Remaster DRUNet -- Video Enhancement Models
Tiny neural networks that remove compression artifacts AND recover detail from video at native resolution, faster than real-time on a laptop GPU.
Both models are DRUNet (UNetRes) -- pure Conv+ReLU residual U-Nets with no attention, no normalization layers, no dynamic operations. 100% compatible with TensorRT INT8 quantization and CUDA graph capture.
Models
| Student | Teacher | |
|---|---|---|
| File | drunet_student.pth |
drunet_teacher.pth |
| Parameters | 1.06M | 32.6M |
| Architecture | nc=[16,32,64,128] nb=2 | nc=[64,128,256,512] nb=4 |
| Quality (PSNR) | 49.98 dB | 53.27 dB |
| Sharpness | ~100% of original | 107% of original |
| Speed (RTX 3060) | 57 fps C++ pipeline / 63 fps TRT FP16 / 64 fps TRT INT8 | ~5 fps |
| VRAM | ~500 MB | ~2 GB |
| Checkpoint size | 4 MB | 125 MB |
| Use case | Deployment / real-time | Quality reference / training |
Also included: drunet_student.onnx -- ONNX export with dynamic spatial dimensions for TensorRT engine building.
How It Works
A large teacher model learns to enhance video using perceptual and pixel-level losses against high-quality targets. A tiny student model then learns to replicate the teacher's output at 30x the speed through knowledge distillation with feature matching.
Training
- Targets: SCUNet GAN (perceptual denoiser) + Unsharp Mask -- denoise AND sharpen in one pass
- Losses: Charbonnier pixel + DISTS perceptual (teacher), Charbonnier + feature matching (student)
- Optimizer: Prodigy (auto-tuned learning rate)
- Data: ~7K paired frames from diverse 1080p content (live action, animation, film)

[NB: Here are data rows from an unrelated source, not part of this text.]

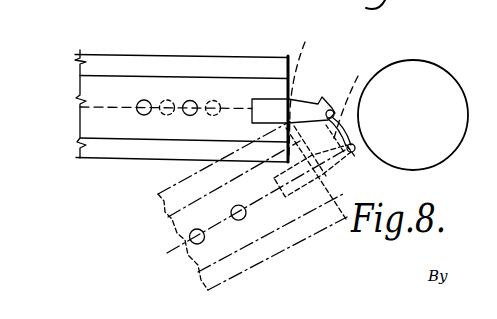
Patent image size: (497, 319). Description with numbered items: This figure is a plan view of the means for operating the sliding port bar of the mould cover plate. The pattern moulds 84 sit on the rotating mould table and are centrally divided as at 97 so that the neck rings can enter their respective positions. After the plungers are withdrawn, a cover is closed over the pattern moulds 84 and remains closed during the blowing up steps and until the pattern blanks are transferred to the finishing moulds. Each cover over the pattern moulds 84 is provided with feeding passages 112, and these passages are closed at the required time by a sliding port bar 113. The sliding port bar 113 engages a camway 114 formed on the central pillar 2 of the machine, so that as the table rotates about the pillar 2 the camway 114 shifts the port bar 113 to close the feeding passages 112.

The central pillar 2 is at (428, 108).
The pattern moulds 84 is at (171, 103).
The central division of the moulds 97 is at (108, 108).
The feeding passages 112 is at (188, 113).
The sliding port bar 113 is at (253, 101).
The camway 114 is at (346, 98).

- Fine-tuning: Full 1920x1080 frames to handle edge artifacts and letterboxing
Key Finding
Mixed training data (HEVC artifact removal + synthetic edge-aware blur) produces a model that generalizes beyond its training tasks -- it denoises AND sharpens, often exceeding the quality of the original Bluray source material.
Usage
Python Inference
import torch
import sys
sys.path.insert(0, "/path/to/KAIR") # github.com/cszn/KAIR
from models.network_unet import UNetRes
# Student model (fast, deployment)
model = UNetRes(in_nc=3, out_nc=3, nc=[16, 32, 64, 128], nb=2,
act_mode='R', bias=False)
ckpt = torch.load("drunet_student.pth", map_location="cpu", weights_only=True)

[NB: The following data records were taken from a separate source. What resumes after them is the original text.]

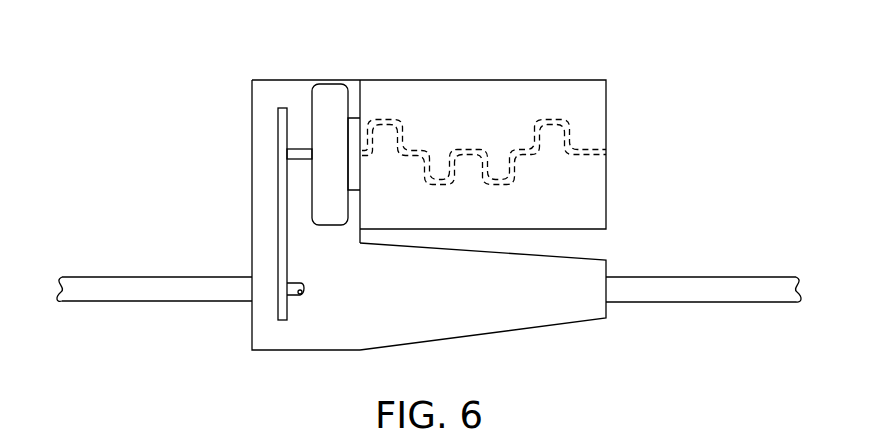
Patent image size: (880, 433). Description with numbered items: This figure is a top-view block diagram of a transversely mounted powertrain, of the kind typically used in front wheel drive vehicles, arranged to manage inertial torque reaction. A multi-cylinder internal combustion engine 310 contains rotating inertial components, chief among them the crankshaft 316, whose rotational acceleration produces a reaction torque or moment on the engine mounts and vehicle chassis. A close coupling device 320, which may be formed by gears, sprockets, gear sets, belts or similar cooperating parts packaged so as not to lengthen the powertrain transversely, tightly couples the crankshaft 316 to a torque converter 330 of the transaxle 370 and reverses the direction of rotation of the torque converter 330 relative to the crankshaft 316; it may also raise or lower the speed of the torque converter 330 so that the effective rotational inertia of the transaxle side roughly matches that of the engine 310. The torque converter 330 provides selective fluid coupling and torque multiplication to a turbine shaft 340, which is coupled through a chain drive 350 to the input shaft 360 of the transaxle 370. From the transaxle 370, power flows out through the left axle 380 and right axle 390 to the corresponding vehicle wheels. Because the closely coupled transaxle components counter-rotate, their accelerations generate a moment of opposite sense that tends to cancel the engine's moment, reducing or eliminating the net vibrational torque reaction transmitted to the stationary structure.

The internal combustion engine 310 is at (591, 185).
The crankshaft 316 is at (551, 121).
The close coupling device 320 is at (353, 118).
The torque converter 330 is at (332, 95).
The turbine shaft 340 is at (300, 153).
The chain drive 350 is at (280, 203).
The input shaft 360 is at (293, 290).
The transaxle 370 is at (448, 324).
The left axle 380 is at (103, 287).
The right axle 390 is at (745, 287).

model.load_state_dict(ckpt["params"])
model.eval().half().cuda()
# Inference: input is [0, 1] float tensor, NCHW
with torch.no_grad(), torch.cuda.amp.autocast():
output = model(input_tensor)
output = output.clamp(0, 1)
Teacher Model
# Same architecture, larger config
model = UNetRes(in_nc=3, out_nc=3, nc=[64, 128, 256, 512], nb=4,
act_mode='R', bias=False)
ckpt = torch.load("drunet_teacher.pth", map_location="cpu", weights_only=True)
model.load_state_dict(ckpt["params"])
ONNX / TensorRT
# Build TensorRT FP16 engine from ONNX (one-time, ~2 min)
trtexec --onnx=drunet_student.onnx \
--shapes=input:1x3x1080x1920 --fp16 --useCudaGraph \
--saveEngine=drunet_student_1080p_fp16.engine
# INT8 quantization (requires calibration data)
trtexec --onnx=drunet_student.onnx \
--shapes=input:1x3x1080x1920 --int8 --fp16 --useCudaGraph \
--calib=calibration_data.bin \
--saveEngine=drunet_student_1080p_int8.engine
VapourSynth Real-Time Playback
The ONNX model works with vs-mlrt for TensorRT inference inside VapourSynth:
import vapoursynth as vs
core = vs.core
clip = core.bs.VideoSource("input.mkv")
clip = core.resize.Bicubic(clip, format=vs.RGBS, matrix_in_s="709")
clip = core.ort.Model(clip, network_path="drunet_student.onnx",
backend=core.ort.Backend.TRT(fp16=True))
clip = core.resize.Bicubic(clip, format=vs.YUV420P10, matrix_s="709")
clip.set_output()
Checkpoint Format
All .pth files use the format {"params": state_dict}. Load with:
state_dict = torch.load("model.pth", map_location="cpu", weights_only=True)["params"]
Architecture Details
DRUNet (UNetRes) from KAIR:
- 4-level encoder-decoder U-Net with skip connections
- Conv 3x3 + ReLU activation (mode='R'), no bias
- Residual blocks at each level (nb=2 for student, nb=4 for teacher)
- Channel progression: student [16,32,64,128], teacher [64,128,256,512]
- Input: 3-channel RGB [0,1], Output: 3-channel RGB [0,1]
- Spatial dimensions must be divisible by 8 (3 downsampling levels)
- No batch normalization, layer normalization, or attention -- pure CNN
Requirements
- PyTorch 2.0+
- KAIR for
UNetResarchitecture definition - NVIDIA GPU with 1GB+ VRAM (student) or 4GB+ VRAM (teacher)
- Optional: TensorRT 10+ for optimized inference, VapourSynth + vs-mlrt for video pipeline
License
MIT
Citation
@misc{remaster-drunet,
title={Remaster DRUNet: Real-Time Video Enhancement via Teacher-Student Distillation},
url={https://github.com/seantempesta/remaster},
year={2026}
}